AI agents need access to APIs. Lots of them. More than you can predict, more than you can preload, more than will fit in any context window. The only viable approach is retrieval: AI describes what it’s trying to accomplish, and the system finds the right operations at runtime.
This creates a fundamental constraint. If tools are code—functions that get loaded and executed—then retrieval means dynamically loading and executing code from a database. That’s a security nightmare. Every tool becomes an attack surface. Auditing becomes impossible. Trust evaporates.
But if tools are data—specifications that describe what to call and how—then retrieval is just fetching documents. A trusted interpreter executes them. The attack surface is the interpreter, not the infinite variety of retrieved tools. Data can be analyzed, validated, transformed. Code can’t—at least not universally.

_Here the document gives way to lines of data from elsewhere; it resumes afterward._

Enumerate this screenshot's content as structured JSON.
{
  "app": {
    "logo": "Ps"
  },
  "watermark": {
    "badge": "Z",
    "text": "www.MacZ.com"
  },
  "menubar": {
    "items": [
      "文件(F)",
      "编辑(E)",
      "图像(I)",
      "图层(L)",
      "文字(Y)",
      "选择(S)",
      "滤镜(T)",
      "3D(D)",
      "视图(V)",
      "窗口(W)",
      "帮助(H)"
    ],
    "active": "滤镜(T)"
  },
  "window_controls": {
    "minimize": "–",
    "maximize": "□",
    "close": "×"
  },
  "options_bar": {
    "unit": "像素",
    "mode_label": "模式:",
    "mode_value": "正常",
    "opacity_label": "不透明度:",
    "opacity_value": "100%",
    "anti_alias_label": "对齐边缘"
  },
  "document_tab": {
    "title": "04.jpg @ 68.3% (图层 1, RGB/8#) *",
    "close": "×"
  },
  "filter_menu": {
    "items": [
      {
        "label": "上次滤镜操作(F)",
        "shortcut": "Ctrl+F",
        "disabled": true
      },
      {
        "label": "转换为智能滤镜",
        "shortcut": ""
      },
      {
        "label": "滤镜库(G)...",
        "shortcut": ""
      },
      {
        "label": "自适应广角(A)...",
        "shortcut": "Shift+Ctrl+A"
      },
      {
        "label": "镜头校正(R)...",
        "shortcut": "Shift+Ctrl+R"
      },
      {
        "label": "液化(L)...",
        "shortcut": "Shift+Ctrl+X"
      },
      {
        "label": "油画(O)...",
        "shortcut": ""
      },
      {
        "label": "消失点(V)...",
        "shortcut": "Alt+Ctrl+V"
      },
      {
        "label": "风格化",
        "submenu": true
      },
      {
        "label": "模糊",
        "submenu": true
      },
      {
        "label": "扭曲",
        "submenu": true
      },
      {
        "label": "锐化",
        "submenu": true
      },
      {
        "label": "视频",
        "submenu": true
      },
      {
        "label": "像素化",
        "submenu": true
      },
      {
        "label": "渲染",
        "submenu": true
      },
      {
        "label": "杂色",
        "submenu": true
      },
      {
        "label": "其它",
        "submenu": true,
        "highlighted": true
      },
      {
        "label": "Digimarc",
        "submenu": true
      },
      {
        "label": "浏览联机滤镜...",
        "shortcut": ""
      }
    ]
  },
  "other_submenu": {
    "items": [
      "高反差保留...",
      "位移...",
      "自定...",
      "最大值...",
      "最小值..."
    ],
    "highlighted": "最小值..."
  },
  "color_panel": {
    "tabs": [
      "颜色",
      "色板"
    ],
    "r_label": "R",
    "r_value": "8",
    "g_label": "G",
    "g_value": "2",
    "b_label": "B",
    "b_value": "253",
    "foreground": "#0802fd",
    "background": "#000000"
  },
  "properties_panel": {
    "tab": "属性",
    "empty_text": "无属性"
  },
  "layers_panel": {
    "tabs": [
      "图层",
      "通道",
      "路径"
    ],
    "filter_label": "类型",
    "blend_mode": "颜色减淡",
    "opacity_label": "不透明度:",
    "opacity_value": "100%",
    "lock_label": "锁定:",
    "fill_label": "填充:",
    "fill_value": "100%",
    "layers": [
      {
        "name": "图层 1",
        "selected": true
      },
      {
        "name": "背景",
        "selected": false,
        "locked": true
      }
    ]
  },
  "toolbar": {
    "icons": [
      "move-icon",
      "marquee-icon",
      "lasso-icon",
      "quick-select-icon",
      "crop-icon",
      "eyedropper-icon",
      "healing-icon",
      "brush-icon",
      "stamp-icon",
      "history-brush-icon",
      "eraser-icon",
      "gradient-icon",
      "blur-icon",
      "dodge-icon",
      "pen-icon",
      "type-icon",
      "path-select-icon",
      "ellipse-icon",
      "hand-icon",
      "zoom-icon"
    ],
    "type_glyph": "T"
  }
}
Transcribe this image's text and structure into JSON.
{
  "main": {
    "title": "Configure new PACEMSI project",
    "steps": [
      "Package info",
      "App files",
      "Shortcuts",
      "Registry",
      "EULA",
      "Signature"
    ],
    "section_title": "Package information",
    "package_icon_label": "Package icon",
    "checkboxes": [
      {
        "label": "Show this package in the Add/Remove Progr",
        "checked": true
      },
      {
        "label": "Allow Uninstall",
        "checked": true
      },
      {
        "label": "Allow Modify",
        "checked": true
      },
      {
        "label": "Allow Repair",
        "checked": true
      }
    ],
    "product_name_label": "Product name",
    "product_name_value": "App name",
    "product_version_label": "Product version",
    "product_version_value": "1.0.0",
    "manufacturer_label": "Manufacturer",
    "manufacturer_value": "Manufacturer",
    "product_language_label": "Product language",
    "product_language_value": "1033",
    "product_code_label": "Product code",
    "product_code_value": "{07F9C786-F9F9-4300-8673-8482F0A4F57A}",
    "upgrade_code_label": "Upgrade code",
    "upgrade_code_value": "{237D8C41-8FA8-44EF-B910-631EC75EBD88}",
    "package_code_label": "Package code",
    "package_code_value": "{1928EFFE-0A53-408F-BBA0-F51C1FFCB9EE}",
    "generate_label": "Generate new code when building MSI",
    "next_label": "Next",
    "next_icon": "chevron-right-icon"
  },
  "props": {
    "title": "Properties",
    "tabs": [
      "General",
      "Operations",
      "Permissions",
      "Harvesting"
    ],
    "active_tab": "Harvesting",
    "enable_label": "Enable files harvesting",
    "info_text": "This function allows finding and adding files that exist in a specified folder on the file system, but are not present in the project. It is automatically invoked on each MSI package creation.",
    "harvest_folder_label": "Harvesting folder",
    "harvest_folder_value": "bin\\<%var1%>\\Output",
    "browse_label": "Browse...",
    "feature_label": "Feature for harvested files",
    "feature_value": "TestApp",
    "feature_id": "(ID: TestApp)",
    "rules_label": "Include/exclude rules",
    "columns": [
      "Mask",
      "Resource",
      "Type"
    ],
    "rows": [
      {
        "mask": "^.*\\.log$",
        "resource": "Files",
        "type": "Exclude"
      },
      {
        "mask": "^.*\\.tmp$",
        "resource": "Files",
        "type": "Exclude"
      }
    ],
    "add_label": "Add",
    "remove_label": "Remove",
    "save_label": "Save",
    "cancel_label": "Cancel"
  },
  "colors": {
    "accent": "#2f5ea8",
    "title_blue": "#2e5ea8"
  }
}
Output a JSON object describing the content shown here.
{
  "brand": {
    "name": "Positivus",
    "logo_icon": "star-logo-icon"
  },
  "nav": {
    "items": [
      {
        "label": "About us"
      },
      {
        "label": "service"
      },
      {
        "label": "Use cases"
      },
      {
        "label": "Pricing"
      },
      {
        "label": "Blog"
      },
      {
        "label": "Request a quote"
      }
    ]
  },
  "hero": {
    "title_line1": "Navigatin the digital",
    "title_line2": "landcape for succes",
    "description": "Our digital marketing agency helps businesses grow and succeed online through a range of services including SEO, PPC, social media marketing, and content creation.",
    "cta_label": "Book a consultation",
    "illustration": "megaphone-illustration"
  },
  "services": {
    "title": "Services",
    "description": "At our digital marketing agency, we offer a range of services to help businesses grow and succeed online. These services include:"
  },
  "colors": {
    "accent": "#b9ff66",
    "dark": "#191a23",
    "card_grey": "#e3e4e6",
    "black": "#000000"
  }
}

This is why Toolcog treats tools as data.
What code-based tools look like
The traditional approach: you have an OpenAPI spec, you run a code generator, you get an SDK. The SDK wraps HTTP calls in language-native functions. You ship the SDK with your application.
This works fine when you’re building a single integration. But it doesn’t scale to AI:
You can’t retrieve code safely. Loading and executing code from a database means trusting that code. For AI tool use, where the whole point is discovering operations you didn’t anticipate, that trust model breaks down.
Context windows can’t hold everything. Generated SDKs include every operation, every type, every edge case. For an API with 500 operations, you get 500 functions. Multiply by every API the agent might need, and you’ve blown past any context limit.
Code is opaque. You can’t easily analyze a function to extract just the parts you need, or transform its interface to work better for a language model. Code is a black box.
Drift never ends. The moment you generate code, it starts drifting from the spec. The API updates, your generated code doesn’t. You regenerate, redeploy, resynchronize. Forever.
What data-based tools look like
OpenAPI specifications already contain everything needed to call an API correctly: endpoints, parameters, types, authentication, encoding rules. This is all data. You don’t need to compile it into code. You can interpret it at runtime.
When you upload an OpenAPI spec to Toolcog, we don’t generate code. We index the spec and store it as data. When AI calls an operation:
- Tree-shake the spec: Extract just the operation definition and its schema dependencies. An 8MB spec becomes 5KB.
- Transform for the model: Generate TypeScript types the model can understand—not raw JSON Schema, but clean types that look like what a human would write.
- Validate parameters: Check AI’s arguments against the schema.
- Build the request: Expand URI templates, encode parameters, serialize the body.
- Apply credentials: Inject authentication per the security scheme.
- Execute and decode: Send the request, parse the response.
Every step is driven by the spec. The spec is the source of truth.
What this makes possible
Safe retrieval. Tools are documents, not executable code. The interpreter is the trust boundary—a fixed, auditable system that handles any spec the same way.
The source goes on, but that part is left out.